The United Nations High Commissioner for Refugees (UNHCR) has set up camps in Djibouti, located in the Horn of Africa, to care for the thousands of Yemenis fleeing the civil war. The agency needs more help, but now Iranian state media claim Djibouti turned away humanitarian aid.
Most of those fleeing Yemen did their 18-hour journey across the Gulf of Aden on rafts not meant for human beings, while a few managed to catch a ride on larger boats. Most face uncertainty once they land in Djibouti.
“We are overwhelming this country, but we have nowhere else to go,” claimed Amin Nasser, 45.
Said Abu-Saleh, 28, sat among cattle on a small boat with 150 people for over 19 hours. Hamda, 55, and his 80-year-old father Ibrahim Mohamed, who is deaf and blind, live with three families in a small orphanage. Those there do not have any privacy, but they say it is better than the UNCHR camps.
UNCHR placed over 300 tents in the wide open desert, which provides no protection from wild animals. Refugees find hyenas and snakes lurking in the shadows. Also, they must walk over three miles to the nearest town to receive more supplies. UNCHR is pleading for more help from other countries.

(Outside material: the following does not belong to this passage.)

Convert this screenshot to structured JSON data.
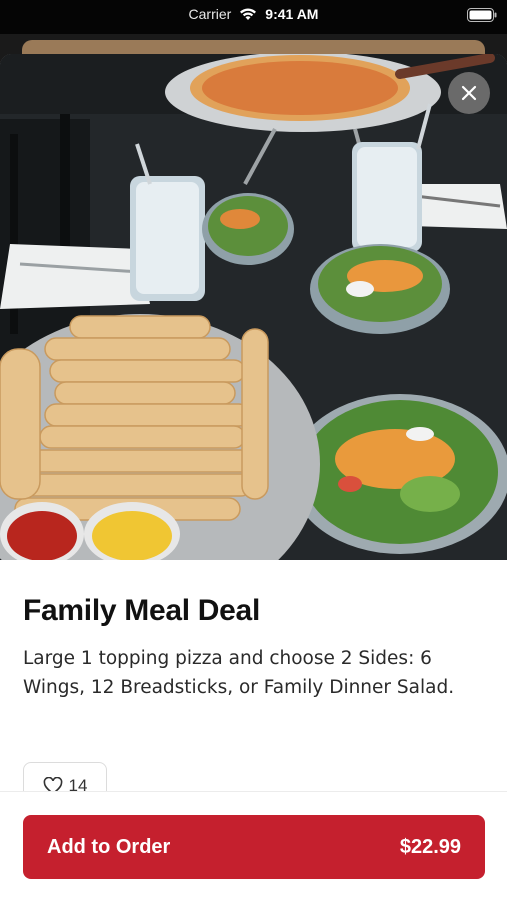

“To be able to address all the needs of the vulnerable, we would need more and robust support from the international community,” explained Marie-Claire Sowinetz, a worker with UNCHR.
Help might be on the way. An Iranian cargo ship arrived in Djibouti on Thursday after it was diverted “to avert a showdown with Saudi Arabian and U.S. forces over its original plans to deliver the aid directly to a port in Yemen.” Now the UNCHR will distribute over 2,500 tons of food to the refugees.

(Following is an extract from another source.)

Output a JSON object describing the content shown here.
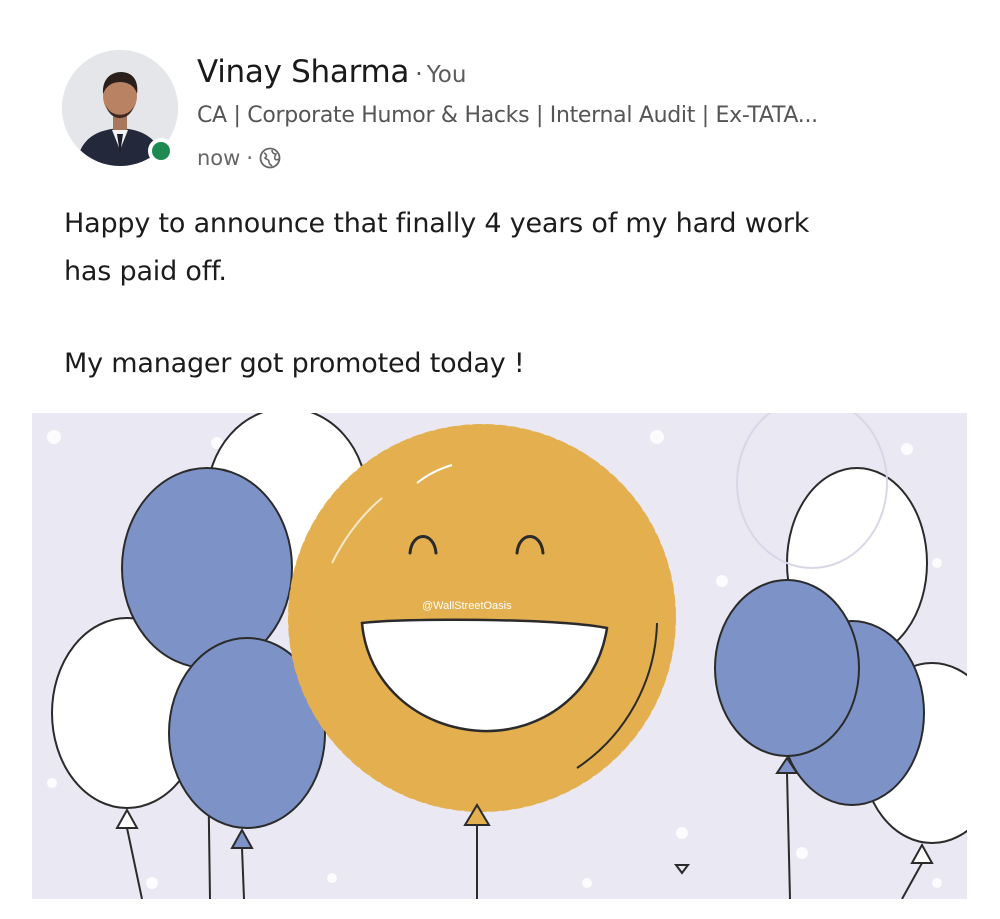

On Saturday morning, the Iranian media claimed the Djibouti government turned away a humanitarian aid plane from Iran. The outlet said, “Saudi Arabia pressured Djibouti into not allowing the plane to land.” They did not provide any information why this would happen, though. Saudi Arabia and Iran are both entangled in the civil war. Saudi Arabia bombs the Houthi rebels while their government along with the West “accuse Iran of supporting the Houthis militarily, something Tehran and the rebels both deny.”

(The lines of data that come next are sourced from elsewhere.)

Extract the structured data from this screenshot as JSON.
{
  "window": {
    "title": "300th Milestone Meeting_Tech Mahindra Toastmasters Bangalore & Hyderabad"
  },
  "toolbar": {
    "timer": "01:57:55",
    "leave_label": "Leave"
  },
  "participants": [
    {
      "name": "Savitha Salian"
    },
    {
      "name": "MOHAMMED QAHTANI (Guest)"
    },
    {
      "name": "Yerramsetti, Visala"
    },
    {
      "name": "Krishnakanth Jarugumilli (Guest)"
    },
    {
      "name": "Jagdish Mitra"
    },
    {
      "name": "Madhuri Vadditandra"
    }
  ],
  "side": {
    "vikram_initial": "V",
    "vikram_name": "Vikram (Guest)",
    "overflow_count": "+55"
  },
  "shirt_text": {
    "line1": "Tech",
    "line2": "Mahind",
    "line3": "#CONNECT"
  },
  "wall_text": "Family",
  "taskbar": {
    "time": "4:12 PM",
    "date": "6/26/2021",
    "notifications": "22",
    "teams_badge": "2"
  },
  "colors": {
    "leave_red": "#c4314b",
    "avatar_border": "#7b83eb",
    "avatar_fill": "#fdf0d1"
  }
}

Some Yemenis do not need to worry about permanent placement or receiving aid in Djibouti. Salma al-Shabib, 22, told the BBC it is very dangerous in Yemen, but she “will be safe in the United States of America.” Her father will whisk her to America since he possesses a passport. Jaber landed in Djibouti wearing a Michigan State tracksuit, which was a hint where he is headed.
“We have an appointment in a different country,” he said. “I put my life at risk to get my family out of Yemen. It’s extremely dangerous. The Houthis point their guns at you and check everyone, even the kids. But they’re just kids with heavy-powered machine guns.”
Unfortunately, some Yemenis forgot or lost their treasured American passports on the flight out of the war zone. One man, who did not provide his name, said he is from New York and traveled to Yemen five months ago to visit Facebook friends. But the American Embassy will not provide him with a new passport until he finds a hotel room.
The BBC found one man at the UNCHR camp who lost his American passport, and the embassy could not find his name. He was going to seek refuge at the German consulate in Sanaa, Yemen’s capital, but the fighting was too intense. The man next to him only owns a Yemen passport and cannot “leave without a visa.”
They also found Sowinetz surrounded by angry Yemenis, who demanded answers and relief from the heat in Djibouti.
“Weeks ago, many of these people lived in air conditioned apartments in Aden and now they find themselves in a refugee camp in a tent,” she said. “For now, we’re focusing on this emergency and passing on people’s information to embassies.”